Will heissen, wie Hafner in ihrem Referat sagte: Wenn Junge etwas wollen, wollen sie es sofort, sei es bei Einkäufen oder bei Feedbacks auf Bewerbungen und im Job. Am Arbeitsplatz und in ihrer Karriereplanung wollen sie viel Flexibilität. Informationen und Kommunikation sollen klar und kurz sein. Wie es halt Videoschnipsel auf den Social-Media-Plattformen wie Instagram, Tiktok oder Youtube Shorts vormachen.
Bei der Flexibilität beispielsweise scheint es noch Potenzial zu geben. Hansjörg Walter, einst Thurgauer Nationalrat, Schweizer Bauernpräsident und zweifacher Bundesratskandidat, weiss aus seiner Erfahrung als Landwirt: «Ältere geben ihrem eigenen Nachwuchs oft zu wenig Flexibilität mit, wenn es um die Nachfolge auf dem Hof geht.»
Eine Erfahrung, die Landwirtin Rahel Osterwalder aus Aadorf erspart blieb. Sie übernahm den elterlichen Betrieb und stellte von Milchwirtschaft auf Eier mit Direktvermarktung um. Die Eltern liessen sie machen, gingen auf eine längere Reise. Zugute kam Osterwalder, wie sie sagt, dass der Rückzug aus der Milchwirtschaft bereits vorab eingeleitet worden war.

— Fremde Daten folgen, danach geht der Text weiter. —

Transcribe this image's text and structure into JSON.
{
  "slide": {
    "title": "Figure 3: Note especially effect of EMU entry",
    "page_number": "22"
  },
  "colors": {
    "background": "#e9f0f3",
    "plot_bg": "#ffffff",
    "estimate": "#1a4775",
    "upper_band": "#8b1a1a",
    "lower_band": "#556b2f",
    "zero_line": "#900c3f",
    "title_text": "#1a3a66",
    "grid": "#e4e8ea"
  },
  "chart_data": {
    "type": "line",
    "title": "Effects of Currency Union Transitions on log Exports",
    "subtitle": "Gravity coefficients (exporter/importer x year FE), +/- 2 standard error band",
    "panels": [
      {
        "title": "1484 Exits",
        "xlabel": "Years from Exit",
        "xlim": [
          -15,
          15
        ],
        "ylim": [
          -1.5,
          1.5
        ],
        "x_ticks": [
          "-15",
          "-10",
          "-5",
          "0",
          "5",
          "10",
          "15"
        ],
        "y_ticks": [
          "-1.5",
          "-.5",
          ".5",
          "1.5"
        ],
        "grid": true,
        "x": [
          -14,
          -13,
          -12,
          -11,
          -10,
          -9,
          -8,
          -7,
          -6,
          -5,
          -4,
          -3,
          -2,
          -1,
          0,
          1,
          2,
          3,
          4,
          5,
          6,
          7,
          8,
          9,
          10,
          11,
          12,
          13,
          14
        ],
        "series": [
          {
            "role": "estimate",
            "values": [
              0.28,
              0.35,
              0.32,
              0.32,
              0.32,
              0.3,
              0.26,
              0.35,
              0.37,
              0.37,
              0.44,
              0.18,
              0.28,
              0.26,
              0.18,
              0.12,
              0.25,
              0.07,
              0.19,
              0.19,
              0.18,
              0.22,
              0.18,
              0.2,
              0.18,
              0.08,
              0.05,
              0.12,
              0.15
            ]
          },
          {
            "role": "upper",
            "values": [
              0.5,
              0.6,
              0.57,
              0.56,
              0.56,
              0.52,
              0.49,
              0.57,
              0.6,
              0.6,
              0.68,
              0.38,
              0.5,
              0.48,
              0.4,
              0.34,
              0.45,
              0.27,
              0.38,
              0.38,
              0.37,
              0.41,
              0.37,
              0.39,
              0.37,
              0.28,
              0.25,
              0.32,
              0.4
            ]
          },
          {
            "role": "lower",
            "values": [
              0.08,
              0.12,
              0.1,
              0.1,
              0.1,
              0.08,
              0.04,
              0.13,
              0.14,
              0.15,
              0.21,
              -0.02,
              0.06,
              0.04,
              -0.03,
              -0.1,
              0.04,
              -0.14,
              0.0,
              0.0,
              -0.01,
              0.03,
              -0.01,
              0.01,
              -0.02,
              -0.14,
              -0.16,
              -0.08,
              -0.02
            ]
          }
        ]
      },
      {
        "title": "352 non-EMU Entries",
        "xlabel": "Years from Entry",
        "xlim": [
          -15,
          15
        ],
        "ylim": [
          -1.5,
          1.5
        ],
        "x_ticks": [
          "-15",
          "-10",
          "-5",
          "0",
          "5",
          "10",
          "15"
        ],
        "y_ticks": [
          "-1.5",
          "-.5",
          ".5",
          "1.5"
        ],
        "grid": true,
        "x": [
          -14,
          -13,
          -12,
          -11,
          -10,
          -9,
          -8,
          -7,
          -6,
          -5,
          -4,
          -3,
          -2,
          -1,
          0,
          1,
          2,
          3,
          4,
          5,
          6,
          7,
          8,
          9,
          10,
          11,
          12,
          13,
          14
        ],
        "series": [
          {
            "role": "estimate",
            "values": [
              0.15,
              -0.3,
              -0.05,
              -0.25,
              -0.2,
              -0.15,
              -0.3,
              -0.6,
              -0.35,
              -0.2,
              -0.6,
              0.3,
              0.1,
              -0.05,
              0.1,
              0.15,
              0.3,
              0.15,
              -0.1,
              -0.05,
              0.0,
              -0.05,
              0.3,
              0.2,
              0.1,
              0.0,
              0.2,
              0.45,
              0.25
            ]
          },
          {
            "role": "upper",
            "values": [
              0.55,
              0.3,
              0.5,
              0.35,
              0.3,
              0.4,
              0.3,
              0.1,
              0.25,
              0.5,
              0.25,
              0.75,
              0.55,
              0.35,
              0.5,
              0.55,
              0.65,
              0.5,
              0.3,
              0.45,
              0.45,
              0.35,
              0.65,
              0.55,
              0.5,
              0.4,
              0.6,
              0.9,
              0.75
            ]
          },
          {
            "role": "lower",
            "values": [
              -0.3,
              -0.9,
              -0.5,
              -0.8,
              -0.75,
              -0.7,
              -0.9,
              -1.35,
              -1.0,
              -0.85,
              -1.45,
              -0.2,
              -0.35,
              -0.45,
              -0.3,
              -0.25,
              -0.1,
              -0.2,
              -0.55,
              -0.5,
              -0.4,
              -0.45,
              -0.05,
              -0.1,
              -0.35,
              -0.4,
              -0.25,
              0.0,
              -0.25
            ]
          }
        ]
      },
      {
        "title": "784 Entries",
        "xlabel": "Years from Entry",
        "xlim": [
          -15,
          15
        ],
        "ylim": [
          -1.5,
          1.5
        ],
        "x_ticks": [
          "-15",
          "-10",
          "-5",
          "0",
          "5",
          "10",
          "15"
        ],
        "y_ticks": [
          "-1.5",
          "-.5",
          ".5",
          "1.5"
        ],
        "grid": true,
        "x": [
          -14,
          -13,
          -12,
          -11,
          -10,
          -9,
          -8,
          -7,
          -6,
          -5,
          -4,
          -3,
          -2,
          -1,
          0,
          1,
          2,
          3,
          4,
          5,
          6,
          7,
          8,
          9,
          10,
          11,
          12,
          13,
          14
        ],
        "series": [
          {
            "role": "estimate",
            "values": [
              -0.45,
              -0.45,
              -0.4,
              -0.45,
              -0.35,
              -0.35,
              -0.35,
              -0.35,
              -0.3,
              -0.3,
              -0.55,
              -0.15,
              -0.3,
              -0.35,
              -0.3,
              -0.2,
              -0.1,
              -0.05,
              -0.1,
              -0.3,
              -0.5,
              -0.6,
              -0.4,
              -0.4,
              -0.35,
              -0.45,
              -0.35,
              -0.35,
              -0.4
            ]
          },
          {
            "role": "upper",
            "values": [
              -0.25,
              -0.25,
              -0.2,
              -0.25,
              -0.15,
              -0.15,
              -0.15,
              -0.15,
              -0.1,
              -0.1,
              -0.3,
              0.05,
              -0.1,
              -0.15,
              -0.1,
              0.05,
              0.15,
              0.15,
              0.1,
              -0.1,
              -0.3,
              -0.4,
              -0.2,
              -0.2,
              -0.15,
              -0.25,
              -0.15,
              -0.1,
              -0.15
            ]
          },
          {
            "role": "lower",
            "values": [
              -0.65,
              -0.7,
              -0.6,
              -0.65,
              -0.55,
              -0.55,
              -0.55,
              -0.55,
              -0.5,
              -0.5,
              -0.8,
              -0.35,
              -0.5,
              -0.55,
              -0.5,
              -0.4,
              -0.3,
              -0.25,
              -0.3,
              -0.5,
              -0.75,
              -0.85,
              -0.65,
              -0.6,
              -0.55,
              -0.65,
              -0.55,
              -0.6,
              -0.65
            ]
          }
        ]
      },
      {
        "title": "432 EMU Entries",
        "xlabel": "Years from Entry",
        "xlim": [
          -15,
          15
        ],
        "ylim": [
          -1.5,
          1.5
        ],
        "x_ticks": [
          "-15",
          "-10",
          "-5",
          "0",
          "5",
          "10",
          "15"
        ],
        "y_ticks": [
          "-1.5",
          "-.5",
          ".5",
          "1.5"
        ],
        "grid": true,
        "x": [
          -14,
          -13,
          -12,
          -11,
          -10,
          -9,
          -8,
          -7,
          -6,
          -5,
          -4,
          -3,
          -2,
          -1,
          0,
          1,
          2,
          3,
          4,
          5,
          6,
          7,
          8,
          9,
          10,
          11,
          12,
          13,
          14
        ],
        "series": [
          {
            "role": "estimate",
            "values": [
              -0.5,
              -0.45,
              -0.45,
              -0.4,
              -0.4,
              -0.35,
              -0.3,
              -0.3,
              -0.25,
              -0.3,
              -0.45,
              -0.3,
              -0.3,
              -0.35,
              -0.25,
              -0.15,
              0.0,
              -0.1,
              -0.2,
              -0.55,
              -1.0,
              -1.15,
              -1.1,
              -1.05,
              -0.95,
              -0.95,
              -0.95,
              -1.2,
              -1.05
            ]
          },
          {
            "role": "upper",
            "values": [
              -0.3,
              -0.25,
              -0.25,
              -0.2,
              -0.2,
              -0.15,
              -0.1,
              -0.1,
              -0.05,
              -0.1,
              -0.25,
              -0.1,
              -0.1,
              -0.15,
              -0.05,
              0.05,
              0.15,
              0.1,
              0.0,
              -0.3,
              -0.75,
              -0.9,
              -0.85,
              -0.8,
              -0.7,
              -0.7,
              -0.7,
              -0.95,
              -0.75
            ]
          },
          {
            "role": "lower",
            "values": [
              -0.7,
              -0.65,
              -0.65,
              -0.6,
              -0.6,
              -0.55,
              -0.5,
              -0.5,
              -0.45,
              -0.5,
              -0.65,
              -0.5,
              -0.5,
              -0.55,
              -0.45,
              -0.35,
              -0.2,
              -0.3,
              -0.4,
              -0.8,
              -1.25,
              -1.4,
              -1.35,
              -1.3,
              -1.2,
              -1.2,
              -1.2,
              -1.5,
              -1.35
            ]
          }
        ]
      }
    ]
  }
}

Arbeit in grosser Hitze, nein danke
Dass Flexibilität freilich auch Grenzen hat, zeigte Roland Martin auf, Verkaufschef der Weinfelder Kartonverpackungsherstellerin Model: «Arbeiten bei 50 Grad Hitze in der Papierfabrik – das wollen Junge nicht.» Gleichzeitig plagt Model ein Mangel an Fachkräften, von Elektrikern über Mechanikerinnen, Maschinenführern und IT-Spezialistinnen bis hin zu Papiertechnologen.
Laut Martin unternimmt Model viel, um an junge Talente heranzukommen und diese zu fördern, etwa mit einem Wettbewerb für Verpackungsdesign. Oder indem jungen Mitarbeitenden früh Verantwortung übertragen wird. Model sei gezwungen, Junge rekrutieren zu können, denn: «Am Standort Weinfelden gibt es in den nächsten zehn Jahren 200 Pensionierungen.»
Die Babyboomer gehen in Rente, gleichzeitig gibt es weniger Babys. Die demografische Entwicklung in der Schweiz besorgt auch UBS-Chefökonom Daniel Kalt. In den nächsten zehn Jahren würden gut 1,2 Millionen Erwerbstätige pensioniert, aber nur 1 Million Personen rutschten als neue Erwerbstätige nach. Und selbst die Zuwanderung könne diese Lücke nicht stopfen.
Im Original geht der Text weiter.